I do not have the magic answer or exact timing regarding this, but neither do the smartest economists and analysts. But, while everyone is buying up "The Recession" and focusing on how bad things are economically, I'll be building positions in some of the beat-up names that I follow very closely. It's not an exact science, but watching the record companies take advantage of the irrational thinking this recession is causing by releasing an album with the same name, well, there you go. Gordon Gekko said that money is never made or lost – it is simply transferred from one perception to another.

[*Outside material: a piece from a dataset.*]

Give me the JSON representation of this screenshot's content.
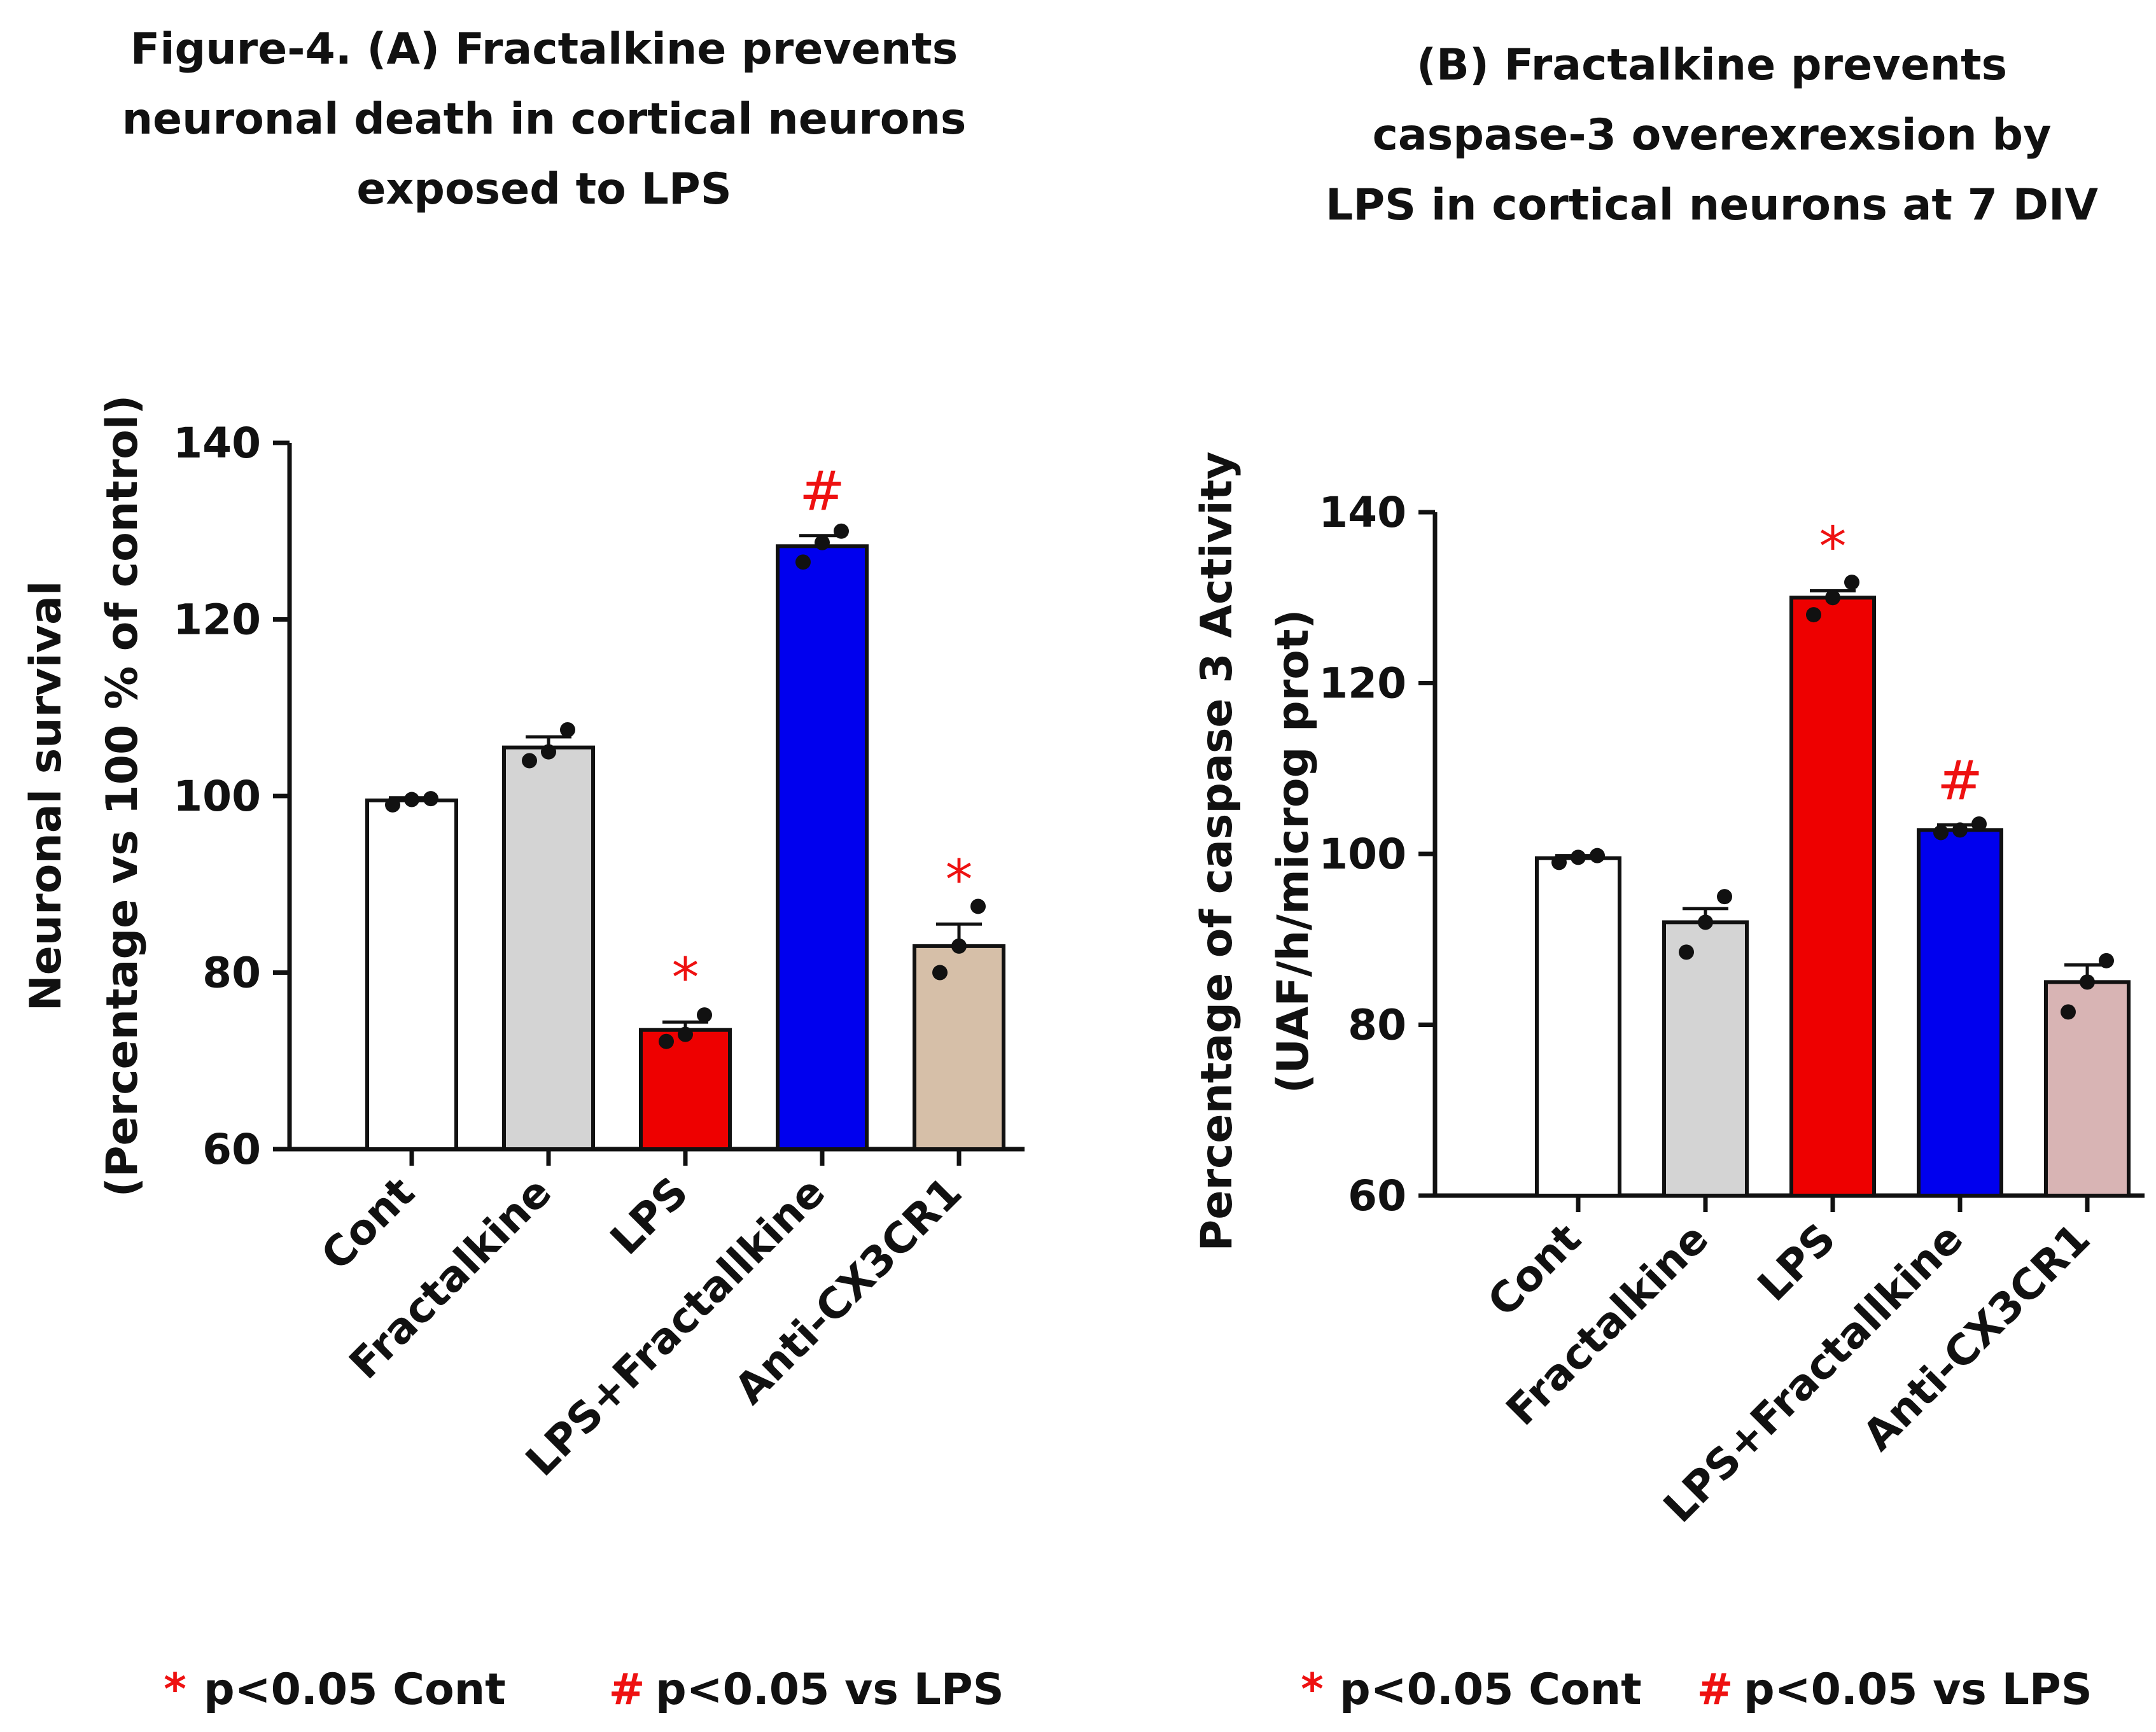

And we all know – or at least heard – that the general investing public buys at the top and sells at the bottom. Can you think of a better way to indicate a bottom than a record album aiming to find buyers using "The Recession" as its theme and catchphrase? It certainly will get people paying attention and sell a ton of albums.
More importantly, to me, this suggests that the people in general are irrationally fearful of a recession and that may indicate that the big selling is over. Maybe the buying does not come back yet or extend much more from the lows, but it is the best cue I have when trying to rationally figure out the irrational world that is the stock market.